The film followed every step of Gash’s mission to clear Tumusiime’s criminal record so he could be a free man. On June 19, 2015, after spending two years in jail, the courts ruled that the conviction would be redacted. One attorney could not defend both Rose and Tumusiime without being prejudiced against one of them. Tumusiime became a free man.

After the film screening, Gash called Tumusiime via Zoom to show those in attendance where he is and what he is doing now.

Tumusiime said he hoped to become a practicing doctor in Uganda, a feat that would have been impossible without the exoneration of his wrongful conviction, Gash said.

“It was important that I wanted to become a medical doctor, and it was very, very hard for me to become a medical doctor with the conviction,” Tumusiime said.

President Jim Gash stands on stage in Smothers Theater while on a Zoom call with Tumusiime after the screening.  Tumusiime joined the Zoom call from his home in Uganda to talk about his life now.  Photo by Audrey Geib
President Jim Gash stands on stage in Smothers Theater while on a Zoom call with Tumusiime after the screening. Tumusiime joined the Zoom call from his home in Uganda to talk about his life now. Photo by Audrey Geib

After the exoneration, Tumusiime attended medical school in his country pursuing a degree in medicine and surgery. He is now a surgeon in Uganda. Joseph Tumusiime, Tumusiime’s younger brother has hopes of becoming a lawyer.

“Joseph is now in Law School,” Tumusiime said. “I think he has just a few months to become a lawyer as well.”

Gash said Tumusiime now owns and operates a hospital in his hometown providing medical assistance to the communities.

Senior Carter Lentz said he enjoyed seeing first-hand how hard Gash fought for Tumsiime’s exoneration so he could move forward in life as a free man.

“I think something that was really powerful was watching how Jim didn’t just get the one-year probation and said that was enough,” Lentz said. “He continued and fought for the exoneration so that he [Tumusiime] could get into medical school.”

Tumusiime said his mother visited him in prison often, despite his efforts to keep her away. He believed he would never be set free and it was best if she stayed away. During her visits, she would remind him about the love and Word of God.

“She used to tell me that, sometimes, God uses what you would see as a bad thing to make good, and I still believe in that,” Tumusiime said.

Price said the film highlights the idea that everyone deserves a just legal process, regardless of if they are guilty or wrongfully accused.

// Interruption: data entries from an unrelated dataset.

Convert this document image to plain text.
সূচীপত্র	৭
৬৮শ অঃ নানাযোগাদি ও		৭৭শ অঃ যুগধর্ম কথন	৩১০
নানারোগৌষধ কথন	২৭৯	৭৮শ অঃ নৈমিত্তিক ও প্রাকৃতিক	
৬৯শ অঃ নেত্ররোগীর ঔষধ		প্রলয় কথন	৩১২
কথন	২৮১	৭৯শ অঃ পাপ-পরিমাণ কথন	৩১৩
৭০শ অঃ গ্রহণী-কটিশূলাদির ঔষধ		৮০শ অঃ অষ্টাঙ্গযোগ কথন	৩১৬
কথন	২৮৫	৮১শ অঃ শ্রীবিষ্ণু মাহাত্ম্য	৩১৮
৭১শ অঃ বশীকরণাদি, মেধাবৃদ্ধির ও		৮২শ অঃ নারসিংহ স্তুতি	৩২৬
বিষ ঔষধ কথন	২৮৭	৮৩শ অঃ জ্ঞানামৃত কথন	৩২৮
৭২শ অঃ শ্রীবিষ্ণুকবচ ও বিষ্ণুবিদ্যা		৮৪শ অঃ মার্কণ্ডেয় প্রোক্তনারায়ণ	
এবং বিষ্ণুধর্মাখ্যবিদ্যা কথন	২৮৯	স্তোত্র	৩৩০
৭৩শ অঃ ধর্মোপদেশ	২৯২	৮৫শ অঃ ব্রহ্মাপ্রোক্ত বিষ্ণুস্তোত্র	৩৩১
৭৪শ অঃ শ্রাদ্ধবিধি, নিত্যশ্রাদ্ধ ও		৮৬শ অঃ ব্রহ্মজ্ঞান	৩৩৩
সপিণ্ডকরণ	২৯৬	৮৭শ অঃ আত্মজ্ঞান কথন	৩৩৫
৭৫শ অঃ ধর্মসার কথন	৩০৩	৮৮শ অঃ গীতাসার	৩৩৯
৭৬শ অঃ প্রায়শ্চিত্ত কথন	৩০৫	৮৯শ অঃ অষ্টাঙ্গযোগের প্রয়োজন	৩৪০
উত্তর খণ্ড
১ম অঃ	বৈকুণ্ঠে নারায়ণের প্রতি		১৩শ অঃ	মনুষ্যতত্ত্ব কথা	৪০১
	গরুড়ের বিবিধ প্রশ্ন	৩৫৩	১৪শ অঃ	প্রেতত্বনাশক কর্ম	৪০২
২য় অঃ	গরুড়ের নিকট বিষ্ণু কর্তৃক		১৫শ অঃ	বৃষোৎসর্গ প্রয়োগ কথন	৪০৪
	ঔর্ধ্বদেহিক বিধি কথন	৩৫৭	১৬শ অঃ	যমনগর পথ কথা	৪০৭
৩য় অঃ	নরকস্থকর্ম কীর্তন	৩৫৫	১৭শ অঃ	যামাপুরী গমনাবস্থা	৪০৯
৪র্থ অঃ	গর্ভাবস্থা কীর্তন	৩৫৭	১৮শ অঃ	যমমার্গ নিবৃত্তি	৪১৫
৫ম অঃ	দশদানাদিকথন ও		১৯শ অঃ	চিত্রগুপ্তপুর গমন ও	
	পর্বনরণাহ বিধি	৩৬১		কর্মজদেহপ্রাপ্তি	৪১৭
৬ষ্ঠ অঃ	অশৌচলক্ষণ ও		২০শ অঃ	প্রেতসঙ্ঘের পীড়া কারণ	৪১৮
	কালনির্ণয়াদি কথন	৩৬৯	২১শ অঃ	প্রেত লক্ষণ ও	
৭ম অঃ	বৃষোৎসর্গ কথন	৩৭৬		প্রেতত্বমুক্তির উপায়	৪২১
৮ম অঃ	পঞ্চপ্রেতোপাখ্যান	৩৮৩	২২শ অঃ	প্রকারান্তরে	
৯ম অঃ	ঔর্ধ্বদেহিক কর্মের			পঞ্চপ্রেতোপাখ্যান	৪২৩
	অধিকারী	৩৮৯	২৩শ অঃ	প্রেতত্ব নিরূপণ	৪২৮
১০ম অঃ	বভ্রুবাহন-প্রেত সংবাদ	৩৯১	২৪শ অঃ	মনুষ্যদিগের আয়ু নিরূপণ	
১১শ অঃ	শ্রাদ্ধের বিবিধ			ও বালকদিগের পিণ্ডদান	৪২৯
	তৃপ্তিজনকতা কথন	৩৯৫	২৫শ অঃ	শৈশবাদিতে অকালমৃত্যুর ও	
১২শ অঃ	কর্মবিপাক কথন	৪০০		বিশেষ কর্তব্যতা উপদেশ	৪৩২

“There’s the perspective that even the people who are so guilty and did commit horrible crimes still deserve justice because everyone does,” Price said.

Seaver students are shown exiting the theater with copies of the book
Seaver students are shown exiting the theater with copies of the book “Divine Collision” at the end of the screening on Aug 30. Gash and Tumusiime wrote a book about their experiences and journey together. Photo by Mary Elisabeth Photo credit: Mary Elisabeth

Gash said he hopes this hunger for worldwide justice will reach students outside the Law School and become a university-wide goal.

“The Law School has been very much engaged in the developing world, particularly trying to bring justice to those who don’t have it and we’re eager for this to be a university-wide endeavor,” Gash said.